Bcl-x_L plays a central role in regulating platelet survival¹³. Moreover, loss of Bcl-x_L results in thrombocytopenia⁴¹. Consistent with the previous studies that Bcl-x_L can be downregulated in various DM tissues^42–44, we also found that the expression of Bcl-x_L was reduced in DM platelets but not in acute hyperglycemia. Our study and another²⁹ now demonstrate that p53 phosphorylated at serine 15 can translocate into mitochondria, and sequester Bcl-x_L, leading to dissipation of Δψ_m. These results in human platelets showed that AR contributed to p53 phosphorylation and its binding to Bcl-x_L through hyperglycemia-induced oxidative stress, consequently leading to mitochondrial damage (Fig 8).

It has been previously suggested that platelet activation and apoptosis are closely related, as Δψ_m dissipation, caspase-3 activation, and PS externalization were found with thrombin-stimulated platelets⁴⁵. Previous studies showed that Bax activation (a pro-apoptotic protein that physically targets mitochondria)⁴⁶ generates a subpopulation of highly activated platelets, suggesting that mitochondria and Bcl-2 family proteins participate in the process of platelet activation and mitochondrial damage and apoptosis. Therefore, it is plausible that mitochondrial alteration as well as the resultant apoptotic signaling (caspase-3 activation & PS externalization) is triggered in DM platelets, contributing to thrombus formation. Indeed, patients with type 2 DM exhibit platelet hyperreactivity both in vitro and in vivo, coupled with biochemical evidence of persistently increased thromboxane-dependent platelet activation⁴⁷, accelerated turnover of platelets⁴⁸, increased platelet apoptosis and excessive thrombus formation⁴⁹. Consistent with such studies, we provide evidence that both platelet activation and apoptosis ensue in DM platelets, and these two distinct processes are dependent on the activity of AR as well as the resultant mitochondrial damage. Phosphatidylserine (PS) externalization promotes thrombin formation ⁵⁰, a marker for procoagulant activity. Moreover, with increased apoptosis, increasing number of younger platelets is released and these larger younger platelets are more active³⁵. Taken together, the present findings suggest that both platelet activation and apoptosis synergistically contributes to increased thrombosis in DM.
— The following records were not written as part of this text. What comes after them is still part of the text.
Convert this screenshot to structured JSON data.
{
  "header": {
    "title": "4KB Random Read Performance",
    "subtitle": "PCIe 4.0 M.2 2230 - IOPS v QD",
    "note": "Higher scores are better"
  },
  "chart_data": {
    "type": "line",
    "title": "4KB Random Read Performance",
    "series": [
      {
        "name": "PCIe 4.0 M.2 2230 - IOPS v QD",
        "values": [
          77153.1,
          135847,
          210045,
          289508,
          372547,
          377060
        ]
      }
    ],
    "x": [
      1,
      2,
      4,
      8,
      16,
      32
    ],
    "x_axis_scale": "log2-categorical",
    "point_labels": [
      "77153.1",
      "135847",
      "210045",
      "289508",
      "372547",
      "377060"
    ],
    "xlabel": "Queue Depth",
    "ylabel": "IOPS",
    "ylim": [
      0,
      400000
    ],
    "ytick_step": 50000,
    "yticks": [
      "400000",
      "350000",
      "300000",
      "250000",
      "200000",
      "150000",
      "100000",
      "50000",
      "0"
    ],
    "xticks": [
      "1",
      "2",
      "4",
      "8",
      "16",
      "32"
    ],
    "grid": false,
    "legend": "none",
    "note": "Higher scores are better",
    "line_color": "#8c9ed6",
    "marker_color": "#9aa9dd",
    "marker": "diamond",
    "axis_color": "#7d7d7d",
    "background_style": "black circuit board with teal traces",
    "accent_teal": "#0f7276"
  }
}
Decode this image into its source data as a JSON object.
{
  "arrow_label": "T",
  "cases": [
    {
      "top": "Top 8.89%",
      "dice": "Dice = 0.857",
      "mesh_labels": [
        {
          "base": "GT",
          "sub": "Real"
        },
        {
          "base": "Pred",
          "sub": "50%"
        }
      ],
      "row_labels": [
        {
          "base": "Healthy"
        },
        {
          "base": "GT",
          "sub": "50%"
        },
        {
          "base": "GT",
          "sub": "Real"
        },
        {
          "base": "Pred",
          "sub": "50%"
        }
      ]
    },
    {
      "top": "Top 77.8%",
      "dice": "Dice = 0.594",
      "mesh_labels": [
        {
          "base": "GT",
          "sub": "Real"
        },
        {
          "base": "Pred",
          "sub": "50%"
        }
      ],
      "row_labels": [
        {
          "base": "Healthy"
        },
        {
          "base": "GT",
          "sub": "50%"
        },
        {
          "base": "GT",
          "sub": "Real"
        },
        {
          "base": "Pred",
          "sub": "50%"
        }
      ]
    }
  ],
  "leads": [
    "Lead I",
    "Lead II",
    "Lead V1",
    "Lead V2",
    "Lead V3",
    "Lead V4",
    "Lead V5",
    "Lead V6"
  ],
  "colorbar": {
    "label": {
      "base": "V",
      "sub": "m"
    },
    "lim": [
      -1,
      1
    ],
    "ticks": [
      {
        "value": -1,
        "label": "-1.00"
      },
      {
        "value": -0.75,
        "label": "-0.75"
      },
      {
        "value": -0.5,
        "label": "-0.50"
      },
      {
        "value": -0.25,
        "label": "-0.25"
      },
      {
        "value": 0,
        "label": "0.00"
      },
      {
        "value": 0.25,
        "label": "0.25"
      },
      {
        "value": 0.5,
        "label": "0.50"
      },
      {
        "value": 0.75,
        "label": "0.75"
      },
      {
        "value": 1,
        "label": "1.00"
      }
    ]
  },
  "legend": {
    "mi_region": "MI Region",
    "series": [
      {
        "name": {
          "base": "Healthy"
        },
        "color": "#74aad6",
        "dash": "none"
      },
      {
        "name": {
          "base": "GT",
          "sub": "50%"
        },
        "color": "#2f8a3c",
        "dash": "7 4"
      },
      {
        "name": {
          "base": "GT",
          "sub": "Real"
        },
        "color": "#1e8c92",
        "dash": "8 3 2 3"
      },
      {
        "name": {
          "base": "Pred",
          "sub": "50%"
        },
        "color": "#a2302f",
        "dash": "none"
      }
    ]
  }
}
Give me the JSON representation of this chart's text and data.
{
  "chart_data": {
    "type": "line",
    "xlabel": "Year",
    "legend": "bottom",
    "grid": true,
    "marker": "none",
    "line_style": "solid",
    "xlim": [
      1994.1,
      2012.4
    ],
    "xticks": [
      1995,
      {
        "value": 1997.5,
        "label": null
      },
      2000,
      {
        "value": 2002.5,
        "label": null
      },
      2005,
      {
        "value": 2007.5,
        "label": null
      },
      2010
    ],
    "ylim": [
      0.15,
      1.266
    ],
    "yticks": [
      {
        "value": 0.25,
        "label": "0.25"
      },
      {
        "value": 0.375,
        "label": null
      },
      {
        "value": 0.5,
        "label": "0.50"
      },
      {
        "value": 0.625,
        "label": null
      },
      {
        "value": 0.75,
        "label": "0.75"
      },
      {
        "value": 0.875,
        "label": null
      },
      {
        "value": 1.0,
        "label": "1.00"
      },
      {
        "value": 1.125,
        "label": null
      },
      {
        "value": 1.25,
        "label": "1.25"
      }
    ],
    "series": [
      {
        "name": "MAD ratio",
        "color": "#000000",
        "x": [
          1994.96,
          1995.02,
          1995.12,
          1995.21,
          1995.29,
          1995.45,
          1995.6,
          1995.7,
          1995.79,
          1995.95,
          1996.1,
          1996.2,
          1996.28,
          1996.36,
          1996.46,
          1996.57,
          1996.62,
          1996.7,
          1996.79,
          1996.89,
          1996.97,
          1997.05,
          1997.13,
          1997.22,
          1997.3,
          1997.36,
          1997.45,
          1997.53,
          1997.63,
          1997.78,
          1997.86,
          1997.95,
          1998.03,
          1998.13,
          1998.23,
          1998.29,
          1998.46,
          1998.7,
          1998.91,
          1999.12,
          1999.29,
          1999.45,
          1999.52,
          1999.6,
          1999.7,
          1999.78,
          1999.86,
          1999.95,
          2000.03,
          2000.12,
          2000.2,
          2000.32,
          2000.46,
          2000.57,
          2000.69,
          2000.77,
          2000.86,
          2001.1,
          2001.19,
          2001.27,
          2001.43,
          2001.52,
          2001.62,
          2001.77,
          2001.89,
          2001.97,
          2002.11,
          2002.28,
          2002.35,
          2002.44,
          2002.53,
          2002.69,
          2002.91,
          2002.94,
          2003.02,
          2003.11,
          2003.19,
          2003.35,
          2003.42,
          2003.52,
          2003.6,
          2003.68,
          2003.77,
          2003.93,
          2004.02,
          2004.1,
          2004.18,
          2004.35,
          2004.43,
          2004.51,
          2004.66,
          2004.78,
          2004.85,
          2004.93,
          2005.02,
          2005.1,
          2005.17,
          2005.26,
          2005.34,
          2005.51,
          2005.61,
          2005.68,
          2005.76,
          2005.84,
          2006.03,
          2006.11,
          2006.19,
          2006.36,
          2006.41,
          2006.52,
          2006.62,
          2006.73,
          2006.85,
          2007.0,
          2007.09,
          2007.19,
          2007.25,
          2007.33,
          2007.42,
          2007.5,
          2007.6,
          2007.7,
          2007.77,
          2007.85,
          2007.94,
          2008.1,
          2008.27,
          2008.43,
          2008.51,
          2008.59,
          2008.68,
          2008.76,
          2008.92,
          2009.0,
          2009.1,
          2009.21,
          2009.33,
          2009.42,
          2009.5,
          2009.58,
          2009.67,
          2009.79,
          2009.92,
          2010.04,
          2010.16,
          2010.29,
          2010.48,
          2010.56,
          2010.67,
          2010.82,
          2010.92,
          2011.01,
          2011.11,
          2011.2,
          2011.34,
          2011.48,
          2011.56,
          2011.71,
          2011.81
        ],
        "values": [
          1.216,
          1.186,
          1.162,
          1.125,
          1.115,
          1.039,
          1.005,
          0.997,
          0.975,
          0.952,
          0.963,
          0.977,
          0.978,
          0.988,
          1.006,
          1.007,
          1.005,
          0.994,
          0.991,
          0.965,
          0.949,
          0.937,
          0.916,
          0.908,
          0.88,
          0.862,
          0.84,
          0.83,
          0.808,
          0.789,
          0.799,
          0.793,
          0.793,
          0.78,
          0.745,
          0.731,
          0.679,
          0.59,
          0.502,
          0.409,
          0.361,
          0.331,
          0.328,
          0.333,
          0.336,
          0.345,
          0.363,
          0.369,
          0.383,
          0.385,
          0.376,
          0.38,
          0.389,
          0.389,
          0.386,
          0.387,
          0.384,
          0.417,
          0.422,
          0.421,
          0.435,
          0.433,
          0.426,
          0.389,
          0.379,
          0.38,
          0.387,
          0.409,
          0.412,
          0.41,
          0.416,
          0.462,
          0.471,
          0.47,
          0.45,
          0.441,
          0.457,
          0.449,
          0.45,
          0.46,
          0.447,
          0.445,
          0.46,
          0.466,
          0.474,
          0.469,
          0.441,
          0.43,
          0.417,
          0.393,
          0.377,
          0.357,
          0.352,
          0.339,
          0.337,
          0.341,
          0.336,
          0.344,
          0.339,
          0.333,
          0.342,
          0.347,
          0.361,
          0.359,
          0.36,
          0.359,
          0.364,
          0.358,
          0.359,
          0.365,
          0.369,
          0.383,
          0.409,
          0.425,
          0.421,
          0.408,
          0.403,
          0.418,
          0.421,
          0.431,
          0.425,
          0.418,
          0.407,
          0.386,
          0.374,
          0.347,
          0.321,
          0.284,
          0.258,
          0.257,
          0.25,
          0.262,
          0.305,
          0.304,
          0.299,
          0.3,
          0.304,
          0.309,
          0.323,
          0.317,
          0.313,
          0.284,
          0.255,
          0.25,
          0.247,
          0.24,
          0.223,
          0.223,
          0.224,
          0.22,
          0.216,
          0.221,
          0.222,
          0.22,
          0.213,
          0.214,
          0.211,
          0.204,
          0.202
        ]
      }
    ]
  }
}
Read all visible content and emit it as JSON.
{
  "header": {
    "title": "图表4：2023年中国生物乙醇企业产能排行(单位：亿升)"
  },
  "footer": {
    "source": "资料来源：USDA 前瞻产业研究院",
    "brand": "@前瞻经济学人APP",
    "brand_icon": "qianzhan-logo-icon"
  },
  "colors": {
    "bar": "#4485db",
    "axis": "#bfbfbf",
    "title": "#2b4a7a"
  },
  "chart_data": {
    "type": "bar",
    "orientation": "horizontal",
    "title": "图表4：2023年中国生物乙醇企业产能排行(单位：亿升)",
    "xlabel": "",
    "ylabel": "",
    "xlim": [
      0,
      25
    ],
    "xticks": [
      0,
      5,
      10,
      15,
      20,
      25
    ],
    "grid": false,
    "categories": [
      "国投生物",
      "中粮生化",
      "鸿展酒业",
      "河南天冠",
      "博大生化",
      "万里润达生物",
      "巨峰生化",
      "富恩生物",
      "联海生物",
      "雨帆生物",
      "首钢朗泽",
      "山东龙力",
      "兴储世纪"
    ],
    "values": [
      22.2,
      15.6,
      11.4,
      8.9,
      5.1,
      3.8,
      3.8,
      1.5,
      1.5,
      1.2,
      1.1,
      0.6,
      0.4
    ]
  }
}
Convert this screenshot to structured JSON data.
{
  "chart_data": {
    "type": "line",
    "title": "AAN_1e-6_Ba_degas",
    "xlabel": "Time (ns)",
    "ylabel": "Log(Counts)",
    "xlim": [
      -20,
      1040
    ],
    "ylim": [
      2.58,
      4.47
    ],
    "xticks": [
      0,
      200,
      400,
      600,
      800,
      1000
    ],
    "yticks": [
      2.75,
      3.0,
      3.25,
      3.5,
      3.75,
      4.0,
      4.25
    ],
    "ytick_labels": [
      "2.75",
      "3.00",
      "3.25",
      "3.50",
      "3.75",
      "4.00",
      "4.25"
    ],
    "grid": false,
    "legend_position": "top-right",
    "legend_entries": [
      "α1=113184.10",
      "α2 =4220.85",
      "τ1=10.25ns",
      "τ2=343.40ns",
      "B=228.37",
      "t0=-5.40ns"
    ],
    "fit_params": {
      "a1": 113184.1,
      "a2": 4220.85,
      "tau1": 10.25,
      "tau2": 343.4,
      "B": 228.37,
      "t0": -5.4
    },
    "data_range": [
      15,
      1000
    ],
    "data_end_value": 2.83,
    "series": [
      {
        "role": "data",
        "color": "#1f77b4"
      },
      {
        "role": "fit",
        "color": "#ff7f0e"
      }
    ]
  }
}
Currently, over 19.7 million adults (8.3%) in the USA have diagnosed DM and 38.2% of the USA adult population has prediabetes⁵¹. Sixty five percent of patients with DM will die from thrombotic cardiovascular events where platelets play key roles⁵². Of great concern is that 10 to 40% of DM patients are biochemically resistant to aspirin, the most commonly used drug to prevent and treat heart attacks and strokes^{52, 53}. New therapies targeting the underlying mechanism for the platelet dysfunction are urgently warranted. Based upon our studies we now propose that drugs targeting platelet AR/ROS/p53 may be effective against hyperglycemic induced platelet dysfunction.

Study Limitations

The inherent fragile nature of platelets, particularly those from DM patients required that studies be performed within a few hours of blood acquisition and thus many DM patient recruits were required. However, the reproducibility and consistency from the use of 66 heterogeneous DM patient patients adds strength to our conclusions. Inherent differences are known to exist between mouse and human platelets, particularly as mouse lack AR. However, conferring p53 induction and mitochondrial sensitivity by overexpressing human AR supports the importance of this hyperglycemia-induced signaling mechanism.